Class of passenger train service in South Korea

The Intercity Train eXpress-Maum (ITX-Maum; ) is a semi-high-speed train of Korail, South Korea's national railway operator. It was introduced to replace Mugunghwa-ho and has the same class as ITX-Saemaeul. It began operation on the Gyeongbu Line, Honam Line, Jeolla Line, Jungang Line, Donghae Line, Yeongdong Line, Taebaek Line, and Daegu Line in September 2023. The Korail Class 220000 rolling stock used on the ITX-Maum was manufactured by Dawonsys.

== History ==
A public contest for train names was held in 2022, and a total of 8,175 candidates were submitted. In August 2023, the train name was decided as ITX-Maum. Minister of Land, Infrastructure and Transport Won Hee-ryong explained, "We named it ITX-Maum with the hope that starting with this Taebaek Line, it will connect the Korean Peninsula and beyond Eurasia."

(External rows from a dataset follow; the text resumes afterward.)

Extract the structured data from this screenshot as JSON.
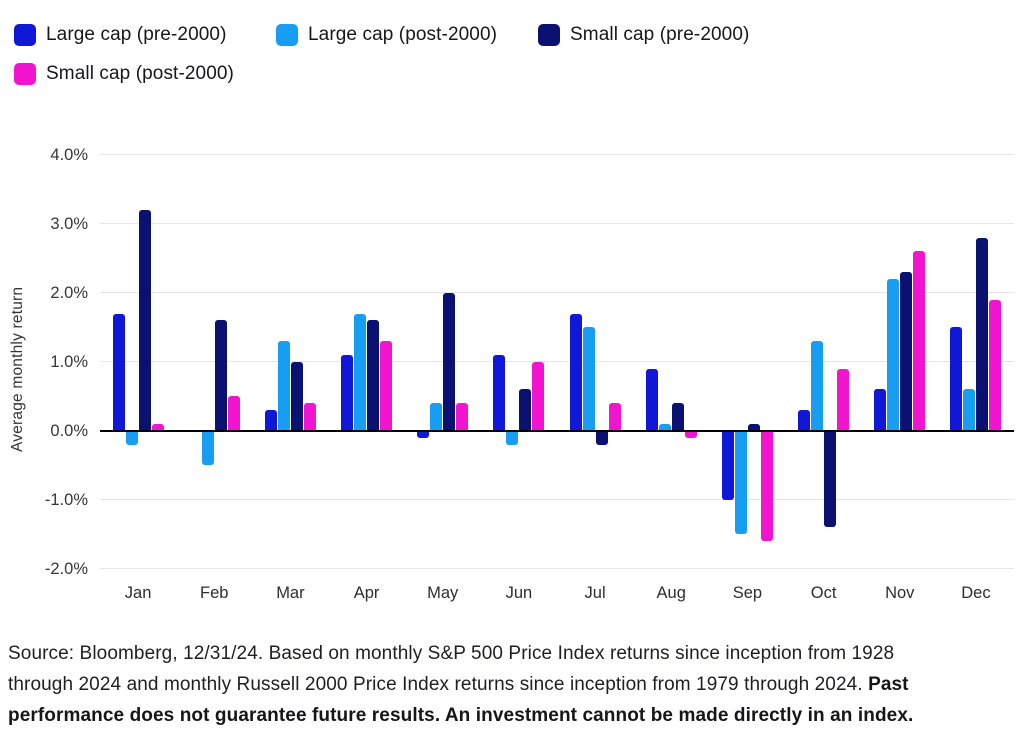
{
  "chart_data": {
    "type": "bar",
    "title": "",
    "xlabel": "",
    "ylabel": "Average monthly return",
    "grid": true,
    "legend_position": "top-left",
    "ylim": [
      -2.0,
      4.0
    ],
    "yticks": [
      {
        "value": 4,
        "label": "4.0%"
      },
      {
        "value": 3,
        "label": "3.0%"
      },
      {
        "value": 2,
        "label": "2.0%"
      },
      {
        "value": 1,
        "label": "1.0%"
      },
      {
        "value": 0,
        "label": "0.0%"
      },
      {
        "value": -1,
        "label": "-1.0%"
      },
      {
        "value": -2,
        "label": "-2.0%"
      }
    ],
    "categories": [
      "Jan",
      "Feb",
      "Mar",
      "Apr",
      "May",
      "Jun",
      "Jul",
      "Aug",
      "Sep",
      "Oct",
      "Nov",
      "Dec"
    ],
    "series": [
      {
        "name": "Large cap (pre-2000)",
        "color": "#1117d6",
        "values": [
          1.7,
          0.0,
          0.3,
          1.1,
          -0.1,
          1.1,
          1.7,
          0.9,
          -1.0,
          0.3,
          0.6,
          1.5
        ]
      },
      {
        "name": "Large cap (post-2000)",
        "color": "#179df1",
        "values": [
          -0.2,
          -0.5,
          1.3,
          1.7,
          0.4,
          -0.2,
          1.5,
          0.1,
          -1.5,
          1.3,
          2.2,
          0.6
        ]
      },
      {
        "name": "Small cap (pre-2000)",
        "color": "#0b1170",
        "values": [
          3.2,
          1.6,
          1.0,
          1.6,
          2.0,
          0.6,
          -0.2,
          0.4,
          0.1,
          -1.4,
          2.3,
          2.8
        ]
      },
      {
        "name": "Small cap (post-2000)",
        "color": "#f214cf",
        "values": [
          0.1,
          0.5,
          0.4,
          1.3,
          0.4,
          1.0,
          0.4,
          -0.1,
          -1.6,
          0.9,
          2.6,
          1.9
        ]
      }
    ]
  },
  "footer": {
    "source_text": "Source: Bloomberg, 12/31/24. Based on monthly S&P 500 Price Index returns since inception from 1928 through 2024 and monthly Russell 2000 Price Index returns since inception from 1979 through 2024. ",
    "disclaimer_bold": "Past performance does not guarantee future results. An investment cannot be made directly in an index."
  }
}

In September 2023, the Gyeongbu Line, Honam Line, Jeolla Line, and Taebaek Line began operation. In December 2024, the operation of the Jungang Line Cheongnyangni-Bujeon section (433 km) began.

== Rolling stock ==
The rolling stock is a multiple unit Korail Class 220000 manufactured by Dawonsys. The exterior is designed with a smooth streamlined shape that takes wind resistance into account, and the color combination is red and black.

Interior amenities include in-car wireless internet, power outlets and USB ports for each seat, reading lights, and reclining seats. The door step can be adjusted according to the platform height.